BALIKPAPAN – Kebakaran hutan dan lahan (karhutla) di Kalimantan Timur terus bertambah. Hingga Agustus 2026, tercatat 273 kejadian dengan luas lahan terbakar mencapai sekitar 752 hektare.
Data Pusat Pengendalian dan Operasi (Pusdalops) BPBD Kaltim mencatat, pada 19 Agustus terdapat 32 kejadian karhutla. Kemudian pada 20 Agustus, tercatat 16 kejadian yang tersebar di sejumlah kabupaten dan kota.
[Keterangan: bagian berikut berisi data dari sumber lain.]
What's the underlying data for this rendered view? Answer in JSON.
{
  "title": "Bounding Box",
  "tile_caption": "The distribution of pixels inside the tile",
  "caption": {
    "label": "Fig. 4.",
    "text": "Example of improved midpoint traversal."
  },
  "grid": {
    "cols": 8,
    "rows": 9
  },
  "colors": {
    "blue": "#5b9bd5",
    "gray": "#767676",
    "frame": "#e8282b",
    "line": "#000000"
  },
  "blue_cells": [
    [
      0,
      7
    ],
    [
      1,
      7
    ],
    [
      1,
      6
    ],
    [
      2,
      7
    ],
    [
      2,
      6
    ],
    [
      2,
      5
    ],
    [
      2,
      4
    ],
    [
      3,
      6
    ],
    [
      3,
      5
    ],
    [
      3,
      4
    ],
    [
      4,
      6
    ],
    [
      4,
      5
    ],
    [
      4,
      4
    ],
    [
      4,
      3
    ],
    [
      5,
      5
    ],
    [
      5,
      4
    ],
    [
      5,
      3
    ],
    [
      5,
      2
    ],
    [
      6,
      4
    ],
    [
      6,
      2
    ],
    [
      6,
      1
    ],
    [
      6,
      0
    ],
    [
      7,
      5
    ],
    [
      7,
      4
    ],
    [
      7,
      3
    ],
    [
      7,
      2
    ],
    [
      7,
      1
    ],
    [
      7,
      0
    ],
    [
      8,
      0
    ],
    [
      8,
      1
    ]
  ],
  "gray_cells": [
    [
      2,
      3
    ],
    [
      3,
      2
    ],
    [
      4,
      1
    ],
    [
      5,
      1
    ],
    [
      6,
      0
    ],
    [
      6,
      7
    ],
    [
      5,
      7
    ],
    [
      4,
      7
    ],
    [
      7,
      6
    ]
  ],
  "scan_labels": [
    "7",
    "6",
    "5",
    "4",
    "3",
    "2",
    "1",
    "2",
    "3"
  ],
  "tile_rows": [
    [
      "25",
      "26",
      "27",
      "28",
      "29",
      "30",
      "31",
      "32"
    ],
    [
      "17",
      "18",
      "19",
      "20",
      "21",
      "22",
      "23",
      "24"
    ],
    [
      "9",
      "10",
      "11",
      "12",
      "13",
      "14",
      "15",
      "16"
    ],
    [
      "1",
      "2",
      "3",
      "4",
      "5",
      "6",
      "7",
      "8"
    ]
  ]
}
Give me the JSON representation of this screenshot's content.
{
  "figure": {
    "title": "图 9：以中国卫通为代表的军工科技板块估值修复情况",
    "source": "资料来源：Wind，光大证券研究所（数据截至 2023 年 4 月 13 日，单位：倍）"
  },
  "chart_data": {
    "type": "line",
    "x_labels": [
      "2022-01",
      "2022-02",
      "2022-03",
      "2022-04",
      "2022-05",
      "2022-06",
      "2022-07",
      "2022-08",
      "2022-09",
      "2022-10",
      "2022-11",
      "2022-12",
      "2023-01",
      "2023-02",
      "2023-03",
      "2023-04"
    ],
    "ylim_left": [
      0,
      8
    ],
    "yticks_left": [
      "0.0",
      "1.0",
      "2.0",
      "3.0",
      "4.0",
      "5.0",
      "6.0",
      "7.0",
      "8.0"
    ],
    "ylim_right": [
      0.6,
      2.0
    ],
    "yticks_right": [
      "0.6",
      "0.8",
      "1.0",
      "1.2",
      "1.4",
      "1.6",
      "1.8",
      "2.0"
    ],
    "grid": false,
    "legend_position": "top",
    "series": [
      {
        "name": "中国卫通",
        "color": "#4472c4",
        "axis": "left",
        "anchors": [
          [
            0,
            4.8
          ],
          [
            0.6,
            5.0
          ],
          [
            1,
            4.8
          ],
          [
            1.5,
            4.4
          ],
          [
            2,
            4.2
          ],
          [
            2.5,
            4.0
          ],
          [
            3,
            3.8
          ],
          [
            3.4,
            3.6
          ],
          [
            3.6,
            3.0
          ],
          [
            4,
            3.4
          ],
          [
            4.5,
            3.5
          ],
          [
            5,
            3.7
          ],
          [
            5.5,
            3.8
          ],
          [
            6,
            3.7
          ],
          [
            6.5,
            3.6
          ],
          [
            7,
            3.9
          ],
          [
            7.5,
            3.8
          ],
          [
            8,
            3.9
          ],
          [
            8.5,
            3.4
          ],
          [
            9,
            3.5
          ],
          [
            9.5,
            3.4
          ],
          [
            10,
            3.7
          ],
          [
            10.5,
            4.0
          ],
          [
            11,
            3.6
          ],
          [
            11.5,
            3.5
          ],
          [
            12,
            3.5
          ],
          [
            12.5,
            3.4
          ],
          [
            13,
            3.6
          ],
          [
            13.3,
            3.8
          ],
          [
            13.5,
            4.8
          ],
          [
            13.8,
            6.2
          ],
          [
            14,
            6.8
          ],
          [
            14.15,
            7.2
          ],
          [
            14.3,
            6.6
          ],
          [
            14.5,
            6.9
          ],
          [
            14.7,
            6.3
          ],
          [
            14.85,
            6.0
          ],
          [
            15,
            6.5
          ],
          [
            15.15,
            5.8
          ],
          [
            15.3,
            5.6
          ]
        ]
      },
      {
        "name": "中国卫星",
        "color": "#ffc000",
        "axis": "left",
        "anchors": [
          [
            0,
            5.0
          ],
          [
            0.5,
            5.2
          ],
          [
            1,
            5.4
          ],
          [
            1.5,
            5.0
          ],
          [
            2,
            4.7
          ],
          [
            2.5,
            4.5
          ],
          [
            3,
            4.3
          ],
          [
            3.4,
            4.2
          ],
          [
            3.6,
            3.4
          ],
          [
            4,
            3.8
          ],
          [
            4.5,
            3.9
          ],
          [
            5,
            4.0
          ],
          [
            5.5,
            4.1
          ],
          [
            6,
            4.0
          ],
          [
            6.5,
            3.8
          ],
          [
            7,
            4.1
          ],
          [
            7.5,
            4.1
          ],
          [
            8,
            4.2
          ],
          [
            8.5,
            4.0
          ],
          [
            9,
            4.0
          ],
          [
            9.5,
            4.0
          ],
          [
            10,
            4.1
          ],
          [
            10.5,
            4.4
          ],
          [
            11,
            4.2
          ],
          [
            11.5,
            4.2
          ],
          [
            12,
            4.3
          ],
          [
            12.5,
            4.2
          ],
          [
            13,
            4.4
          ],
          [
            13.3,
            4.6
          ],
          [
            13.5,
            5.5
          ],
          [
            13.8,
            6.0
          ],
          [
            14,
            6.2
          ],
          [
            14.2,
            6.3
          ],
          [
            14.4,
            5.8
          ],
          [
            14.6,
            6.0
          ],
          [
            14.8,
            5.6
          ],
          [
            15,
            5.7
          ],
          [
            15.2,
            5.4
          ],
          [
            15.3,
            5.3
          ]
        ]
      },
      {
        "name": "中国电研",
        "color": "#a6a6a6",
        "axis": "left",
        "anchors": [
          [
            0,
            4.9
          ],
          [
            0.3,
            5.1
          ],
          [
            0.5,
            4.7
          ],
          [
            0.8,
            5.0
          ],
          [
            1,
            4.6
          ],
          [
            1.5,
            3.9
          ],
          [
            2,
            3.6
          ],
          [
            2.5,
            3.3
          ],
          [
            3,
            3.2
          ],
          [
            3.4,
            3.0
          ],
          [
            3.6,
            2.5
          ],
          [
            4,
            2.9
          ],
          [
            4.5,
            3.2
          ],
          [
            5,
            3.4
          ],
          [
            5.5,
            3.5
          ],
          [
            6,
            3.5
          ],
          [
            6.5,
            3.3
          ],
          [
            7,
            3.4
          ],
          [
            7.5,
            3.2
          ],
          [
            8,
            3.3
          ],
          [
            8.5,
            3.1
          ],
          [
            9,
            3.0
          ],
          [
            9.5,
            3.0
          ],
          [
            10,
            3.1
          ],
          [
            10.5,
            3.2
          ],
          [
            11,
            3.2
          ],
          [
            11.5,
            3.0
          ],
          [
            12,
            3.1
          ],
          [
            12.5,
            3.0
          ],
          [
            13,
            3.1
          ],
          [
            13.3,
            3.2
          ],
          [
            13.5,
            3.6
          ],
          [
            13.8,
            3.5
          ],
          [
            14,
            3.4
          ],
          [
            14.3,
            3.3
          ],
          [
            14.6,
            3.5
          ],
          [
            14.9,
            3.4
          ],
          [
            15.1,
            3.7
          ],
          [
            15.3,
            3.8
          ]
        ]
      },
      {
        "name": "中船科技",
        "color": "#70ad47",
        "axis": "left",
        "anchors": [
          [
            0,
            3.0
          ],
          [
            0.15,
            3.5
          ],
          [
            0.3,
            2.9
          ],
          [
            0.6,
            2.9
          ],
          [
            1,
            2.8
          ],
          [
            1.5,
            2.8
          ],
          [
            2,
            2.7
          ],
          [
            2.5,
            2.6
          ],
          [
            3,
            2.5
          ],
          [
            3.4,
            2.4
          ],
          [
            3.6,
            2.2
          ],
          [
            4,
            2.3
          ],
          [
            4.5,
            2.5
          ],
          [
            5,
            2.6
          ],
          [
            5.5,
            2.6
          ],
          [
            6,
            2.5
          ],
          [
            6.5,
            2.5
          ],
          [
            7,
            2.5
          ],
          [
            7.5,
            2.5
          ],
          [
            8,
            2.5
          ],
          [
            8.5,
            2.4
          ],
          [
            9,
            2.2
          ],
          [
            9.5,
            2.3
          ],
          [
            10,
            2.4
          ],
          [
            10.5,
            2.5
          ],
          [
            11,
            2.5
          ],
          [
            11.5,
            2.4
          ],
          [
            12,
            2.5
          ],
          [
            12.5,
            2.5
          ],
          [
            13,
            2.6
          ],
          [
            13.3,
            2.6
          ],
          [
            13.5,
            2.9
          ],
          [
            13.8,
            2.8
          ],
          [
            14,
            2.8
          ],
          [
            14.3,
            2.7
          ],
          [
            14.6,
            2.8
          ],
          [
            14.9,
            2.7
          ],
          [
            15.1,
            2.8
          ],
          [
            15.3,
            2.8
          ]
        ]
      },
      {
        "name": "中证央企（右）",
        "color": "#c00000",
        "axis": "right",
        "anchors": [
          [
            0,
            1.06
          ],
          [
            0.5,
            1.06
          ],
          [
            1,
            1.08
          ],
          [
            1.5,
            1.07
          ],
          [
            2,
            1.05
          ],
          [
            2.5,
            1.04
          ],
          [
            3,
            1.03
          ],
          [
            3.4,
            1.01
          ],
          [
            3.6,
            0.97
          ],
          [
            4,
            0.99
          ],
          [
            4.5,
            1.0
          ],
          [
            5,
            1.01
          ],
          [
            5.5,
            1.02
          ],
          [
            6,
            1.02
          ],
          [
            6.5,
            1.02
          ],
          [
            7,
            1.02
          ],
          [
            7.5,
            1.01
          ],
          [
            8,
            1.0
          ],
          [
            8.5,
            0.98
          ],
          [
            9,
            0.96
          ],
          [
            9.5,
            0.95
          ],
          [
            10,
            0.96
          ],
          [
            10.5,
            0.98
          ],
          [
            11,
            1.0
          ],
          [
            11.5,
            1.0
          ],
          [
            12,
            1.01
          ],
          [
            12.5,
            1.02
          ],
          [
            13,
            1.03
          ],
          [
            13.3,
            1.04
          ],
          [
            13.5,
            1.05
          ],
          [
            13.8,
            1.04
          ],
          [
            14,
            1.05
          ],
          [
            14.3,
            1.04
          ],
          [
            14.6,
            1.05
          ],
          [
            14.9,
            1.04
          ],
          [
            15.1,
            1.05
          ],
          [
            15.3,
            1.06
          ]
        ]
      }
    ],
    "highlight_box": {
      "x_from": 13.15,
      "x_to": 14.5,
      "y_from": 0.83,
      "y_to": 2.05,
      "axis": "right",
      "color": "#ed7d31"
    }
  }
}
Kepala Pelaksana BPBD Provinsi Kaltim, Buyung Dodi Gunawan, mengatakan Paser masih menjadi wilayah dengan kejadian karhutla terbanyak. Sementara data dari Kabupaten Berau belum seluruhnya masuk sehingga jumlah tersebut masih berpotensi bertambah.
Lahan yang terbakar didominasi lahan pertanian dan lahan masyarakat. Faktor kelalaian disebut menjadi salah satu penyebab utama.
“Terutama lahan pertanian. Kalau kebun-kebunan ada, tapi mungkin yang utamanya kebanyakan ada di lahan masyarakat. Penyebabnya juga kelalaian, rata-rata,” ujar Buyung.
Di tengah kondisi kekeringan, BPBD Kaltim juga menerima usulan dari Kabupaten Berau untuk mendapatkan dukungan Operasi Modifikasi Cuaca (OMC) dan water bombing.
Pemprov Kaltim berencana mengusulkan status siaga darurat kepada Gubernur Kaltim pada pekan depan. Selanjutnya akan dipertimbangkan langkah penanganan yang diperlukan, termasuk OMC maupun water bombing.
“Memang kami sudah melihat surat usulannya dari Kabupaten Berau untuk minta OMC dan water bombing. Kami minggu depan mencoba usulkan statusnya dulu dengan Pak Gubernur, status siaga darurat,” jelasnya.
Selain penanganan di lapangan, BPBD bersama pemerintah kabupaten dan kota terus melakukan upaya pencegahan. Edukasi kepada masyarakat dilakukan agar tidak melakukan pembakaran lahan.
BPBD juga mendorong bupati dan wali kota meneruskan imbauan kepada pemerintah desa hingga masyarakat, sesuai dengan surat edaran Kementerian Lingkungan Hidup.
Pemerintah daerah berharap langkah pencegahan dan penanganan terpadu dapat menekan pertambahan kejadian karhutla di tengah kondisi kekeringan yang masih berlangsung.